What is so unnatural or painful about the decline?  It happens with every athlete.  Retirement (then re-retirement, then re-re-retirement) beckons at some point.  Sure, sometimes magic does happen–see Brett Favre’s 2009 comeback season.  (Then again, see his 2010 season–maybe karma happens, too.) But either way, throughout sports history (and human history), we’ve witnessed the fraying of athletic ability.  Serves slow, passes lose zip, errors increase, “I just didn’t have it today,” the footwork deteriorates, the ranking plummets, the rating plummets.  We acknowledge it.  We freak out, trying to prevent it.  But we just won’t accept it–it just can’t happen to [insert favorite player here]!  Humans never die–duh!  Federer will always be amazing!  He’ll go 88-6 in 2013!  Peyton will forever throw a touchdown per year of his age–do you realize how many TDs that is in 2026?

This charade makes me wonder what we, as sports fans, actually enjoy when watching sport.  Would I rather watch Roger slice and float and angle his way to a 5th set loss, or see him hit 30 aces in a straight-set win?  Peyton throw 4 TDs in an OT defeat, or see Mike Hart rack up 160 yards rushing in a win? Of course–we want the win.  Victory validates everything!  And we await a loss as an opportunity to move to the Next Best Thing.  But maybe our viewership and fandom would develop into something more complex if we viewed the game through our players’ eyes.

Federer often talks of his love for tennis in his press conferences.  Peyton eats, breathes, sleeps football.  Their play expresses their passion but masks the innumerable hours they’ve devoted to sheer work–watching game tape, running sprints, hitting backhands, throwing passes.  Who are we to tell them to shut it down?  Roger, in particular, owes no one anything–he can play as long as he damn well pleases.  (I don’t think Tony Godsick is going to be hurting anytime soon.)  And Peyton–well, I’d love to know if his teammates are right now thinking, “Yeah, 11 touchdowns, that’s great and all, but you did miss Clark on the out route at 3rd-and-6…”  He’ll be accountable to his team, his coach, his owners, and, I suppose, ultimately, his fans.  But rarely is he the reason for a loss (paging Larry Coyer), and as long as he’s a Colt, he’ll conduct his offensive orchestra.

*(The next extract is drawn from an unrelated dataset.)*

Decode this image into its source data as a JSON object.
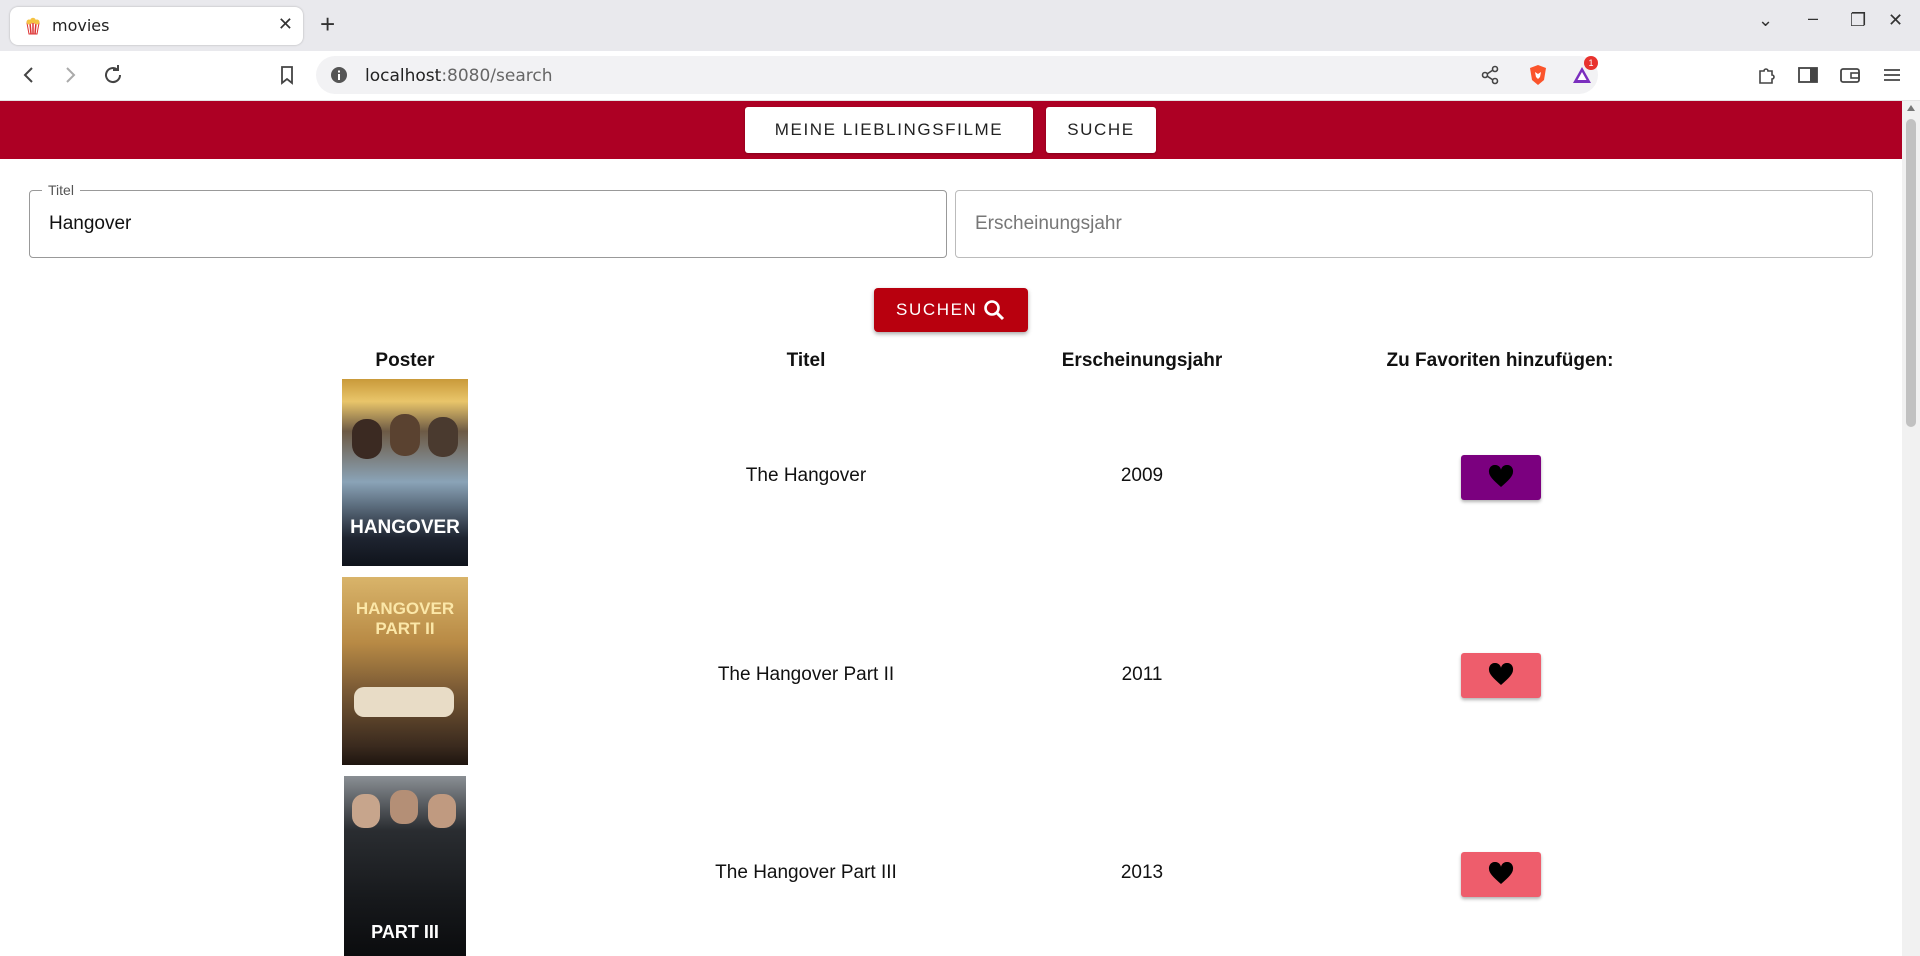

So if they’re still rolling with the punches, I should too.  I’ve decided that I’m going to relish what’s left in these icons’ careers without casting the critical eye.  Rather than lament the lack of perfection in every performance, we should express gratitude that they’re still so relevant this far into their careers.  I’m guessing they’ll do the same–if the typical human cheers up as they progress through time, surely these guys will too. Maybe Peyton never wins another Super Bowl (hell, at this defense’s pace, maybe he never wins another game).  Maybe Roger starts losing in the 2nd round to the Kristof Vliegens of the world (nice haircut, buddy).  Whatever.  When these guys have had their fill of random hotels and dingy locker rooms, sore elbows and aching knees, I’ll know when to start grieving.  Until then, I’ll take all of their play I can get.  If Peyton and Roger are only looking forward, why shouldn’t I?